Dickens establishes Uriah Heep as a caricature, outrageously awful, with his stock phrases and gestures and his weird mother behind him like his double. (They almost seem like aliens from another planet!) But just as you've learned to hate Uriah, in Chapter XXXIX he explains the warped upbringing that made him so hungry for power, money, and revenge. You'll have to consider whether or not this excuses Uriah. Is Uriah evil inside because his repulsive looks made him a social outcast, or is his repulsive appearance a symbol of the evil within him? How do you think you would respond to him?


David admires his boyhood idol, James Steerforth, so much that he makes the older boy fairly glow on the page. Steerforth is like the brother David never had. He's handsome, charming, talented, carelessly generous-the complete opposite of the timid or repressed people David's grown up with. And, like Dora, Steerforth shows real affection for David, which means a lot to lonely David. Maybe you've known people like this. Just when you're getting fed up with them, they turn on the charm and you can't help but forgive them. Dickens, however, conveys Steerforth's self-centered shallowness by Steerforth's own speeches, by the reactions of sensible characters like Tommy Traddles and Agnes Wickfield, and by melodramatic scenes at Steerforth's home. Watching Steerforth squander his talent, you can admire David more for making the most of his.

David is able to list his friend's flaws, but they never really sway him from his adoration. Perhaps that's why, in spite of all the hints Dickens drops about what's going to happen to Steerforth and Emily, David is still surprised when they run off together. It's also why he doesn't hate Steerforth for seducing Emily. When all is said, Steerforth is undeniably attractive. It's hard to blame Emily for running off with a lover like that, and you can't blame David for still admiring Steerforth, even as he watches him die in the shipwreck-a fitting symbol for the lives he has wrecked.


Dickens' political "cause" in this novel is the plight of fallen women (he was involved with running a home for such women in London). Emily is Dickens' main example of a fallen woman, and therefore, to make his social comment, he is very careful to present her in a sympathetic light. He introduces her as "Little Em'ly," a playful, spirited child, so your first impression is of her innocence and freshness. Only later, when David revisits the Peggottys, can you sense the doom hanging over her-a fatal hunger for adventure, for being "a lady." Yet Emily is by nature a lady. Even her speech is aristocratic, unlike the dialect of her Uncle Dan and cousin Ham. In some ways, Dickens blames the class system for her fate. Society's double standard will punish Emily, but not Steerforth, for their affair.

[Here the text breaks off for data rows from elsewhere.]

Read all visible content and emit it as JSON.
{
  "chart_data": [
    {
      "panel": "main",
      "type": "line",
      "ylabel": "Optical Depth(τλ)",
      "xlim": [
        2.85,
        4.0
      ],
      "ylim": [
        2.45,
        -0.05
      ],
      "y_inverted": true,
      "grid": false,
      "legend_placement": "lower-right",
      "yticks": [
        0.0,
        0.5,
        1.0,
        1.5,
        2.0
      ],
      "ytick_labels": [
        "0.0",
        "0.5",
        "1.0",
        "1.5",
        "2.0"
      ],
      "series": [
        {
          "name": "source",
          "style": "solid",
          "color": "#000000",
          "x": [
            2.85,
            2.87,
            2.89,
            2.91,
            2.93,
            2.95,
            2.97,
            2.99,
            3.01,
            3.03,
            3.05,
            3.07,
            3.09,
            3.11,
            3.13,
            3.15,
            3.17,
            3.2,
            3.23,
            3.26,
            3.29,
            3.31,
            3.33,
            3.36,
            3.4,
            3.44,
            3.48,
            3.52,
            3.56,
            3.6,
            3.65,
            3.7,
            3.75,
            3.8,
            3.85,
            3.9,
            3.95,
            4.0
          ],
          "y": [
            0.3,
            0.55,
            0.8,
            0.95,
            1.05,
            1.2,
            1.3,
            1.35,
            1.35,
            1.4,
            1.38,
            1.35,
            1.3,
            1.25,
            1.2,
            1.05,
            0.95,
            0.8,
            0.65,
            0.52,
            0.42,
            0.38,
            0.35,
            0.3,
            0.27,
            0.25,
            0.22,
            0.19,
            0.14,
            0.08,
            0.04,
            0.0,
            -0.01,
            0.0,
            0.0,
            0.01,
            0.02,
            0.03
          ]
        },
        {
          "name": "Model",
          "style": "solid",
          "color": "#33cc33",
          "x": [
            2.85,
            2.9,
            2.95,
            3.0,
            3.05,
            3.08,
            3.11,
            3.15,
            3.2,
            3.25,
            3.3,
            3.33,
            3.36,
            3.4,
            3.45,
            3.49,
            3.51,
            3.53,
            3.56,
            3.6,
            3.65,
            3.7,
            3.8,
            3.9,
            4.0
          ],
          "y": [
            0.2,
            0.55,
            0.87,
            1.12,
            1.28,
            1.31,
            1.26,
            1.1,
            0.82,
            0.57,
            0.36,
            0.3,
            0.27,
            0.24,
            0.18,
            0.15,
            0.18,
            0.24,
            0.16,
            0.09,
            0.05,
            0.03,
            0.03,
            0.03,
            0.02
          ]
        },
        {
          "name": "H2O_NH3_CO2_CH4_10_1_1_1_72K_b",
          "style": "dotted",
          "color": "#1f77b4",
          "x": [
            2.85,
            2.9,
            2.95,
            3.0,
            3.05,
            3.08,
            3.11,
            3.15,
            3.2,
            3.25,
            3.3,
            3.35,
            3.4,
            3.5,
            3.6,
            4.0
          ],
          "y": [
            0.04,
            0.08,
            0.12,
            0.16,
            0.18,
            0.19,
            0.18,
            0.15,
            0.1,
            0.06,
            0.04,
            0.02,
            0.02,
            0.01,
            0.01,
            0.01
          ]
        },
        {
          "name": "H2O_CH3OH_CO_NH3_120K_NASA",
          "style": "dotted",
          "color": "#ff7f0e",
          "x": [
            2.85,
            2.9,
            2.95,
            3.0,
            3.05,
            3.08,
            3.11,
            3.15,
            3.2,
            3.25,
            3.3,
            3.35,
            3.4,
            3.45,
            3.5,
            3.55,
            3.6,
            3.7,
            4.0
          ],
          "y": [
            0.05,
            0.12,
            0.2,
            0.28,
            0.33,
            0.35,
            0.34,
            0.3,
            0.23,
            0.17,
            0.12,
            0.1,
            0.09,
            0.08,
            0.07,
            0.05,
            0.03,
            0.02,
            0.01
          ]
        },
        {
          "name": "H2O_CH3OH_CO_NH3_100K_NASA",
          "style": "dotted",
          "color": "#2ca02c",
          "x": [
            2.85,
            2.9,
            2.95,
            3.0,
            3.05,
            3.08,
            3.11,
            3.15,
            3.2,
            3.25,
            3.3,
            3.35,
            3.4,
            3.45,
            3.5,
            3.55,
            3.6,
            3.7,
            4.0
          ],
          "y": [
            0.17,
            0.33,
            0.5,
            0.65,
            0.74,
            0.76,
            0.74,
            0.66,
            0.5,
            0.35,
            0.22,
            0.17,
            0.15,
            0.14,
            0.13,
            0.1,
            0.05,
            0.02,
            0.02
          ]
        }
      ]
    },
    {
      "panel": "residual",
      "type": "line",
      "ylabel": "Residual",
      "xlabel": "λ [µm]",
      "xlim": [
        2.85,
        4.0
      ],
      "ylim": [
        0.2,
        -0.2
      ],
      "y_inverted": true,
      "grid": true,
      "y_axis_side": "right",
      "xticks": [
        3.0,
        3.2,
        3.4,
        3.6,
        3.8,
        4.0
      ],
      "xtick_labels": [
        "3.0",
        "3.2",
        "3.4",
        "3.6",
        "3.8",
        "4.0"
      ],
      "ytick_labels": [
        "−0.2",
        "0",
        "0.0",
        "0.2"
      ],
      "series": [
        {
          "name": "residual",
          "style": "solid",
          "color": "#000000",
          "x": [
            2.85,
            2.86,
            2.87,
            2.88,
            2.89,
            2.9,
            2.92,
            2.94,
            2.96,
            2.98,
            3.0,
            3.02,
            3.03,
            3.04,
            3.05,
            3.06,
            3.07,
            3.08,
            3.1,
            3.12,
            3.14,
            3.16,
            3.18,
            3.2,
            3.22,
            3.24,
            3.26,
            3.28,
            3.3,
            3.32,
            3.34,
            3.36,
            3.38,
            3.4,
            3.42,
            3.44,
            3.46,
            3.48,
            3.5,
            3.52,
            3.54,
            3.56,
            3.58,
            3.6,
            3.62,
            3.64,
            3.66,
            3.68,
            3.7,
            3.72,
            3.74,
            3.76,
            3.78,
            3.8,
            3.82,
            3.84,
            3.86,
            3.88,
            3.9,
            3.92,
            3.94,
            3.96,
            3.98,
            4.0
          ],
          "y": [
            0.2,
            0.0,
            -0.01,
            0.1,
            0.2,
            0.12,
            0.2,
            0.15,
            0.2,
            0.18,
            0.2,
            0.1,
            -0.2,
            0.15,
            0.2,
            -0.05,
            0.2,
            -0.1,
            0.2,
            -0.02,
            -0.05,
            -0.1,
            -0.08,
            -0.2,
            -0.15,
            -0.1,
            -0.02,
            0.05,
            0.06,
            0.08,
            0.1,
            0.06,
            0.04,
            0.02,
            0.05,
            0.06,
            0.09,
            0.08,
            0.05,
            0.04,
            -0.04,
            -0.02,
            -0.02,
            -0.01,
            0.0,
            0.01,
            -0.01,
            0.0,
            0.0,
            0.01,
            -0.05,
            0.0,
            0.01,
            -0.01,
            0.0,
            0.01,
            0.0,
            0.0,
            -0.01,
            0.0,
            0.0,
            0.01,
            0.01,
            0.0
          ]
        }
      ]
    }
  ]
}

Emily's character gradually becomes less and less distinct. Although she was David's childhood sweetheart, his romantic interest fades after they grow up. Mr. Omer, the local undertaker, tells David about her, while Emily herself slides silently in and out. The anguish of a village girl's shame is voiced dramatically by Martha Endell, but Emily's shame is told only in her letters. After she returns to England from her scandalous life on the Continent, David sees her only through a doorway and across a crowded ship. Even Ham doesn't talk with her again, though he has forgiven her for jilting him. Maybe Dickens doesn't want you to see a "sinful woman" up close, or maybe he's emphasizing what an outcast she has become. Although Emily's uncle takes her back, most girls in her position weren't so lucky. Though she makes a new home in Australia, she chooses to remain cut off from life, unmarried. As a Victorian, Dickens can't approve of her moral lapse-he only asks pity for her.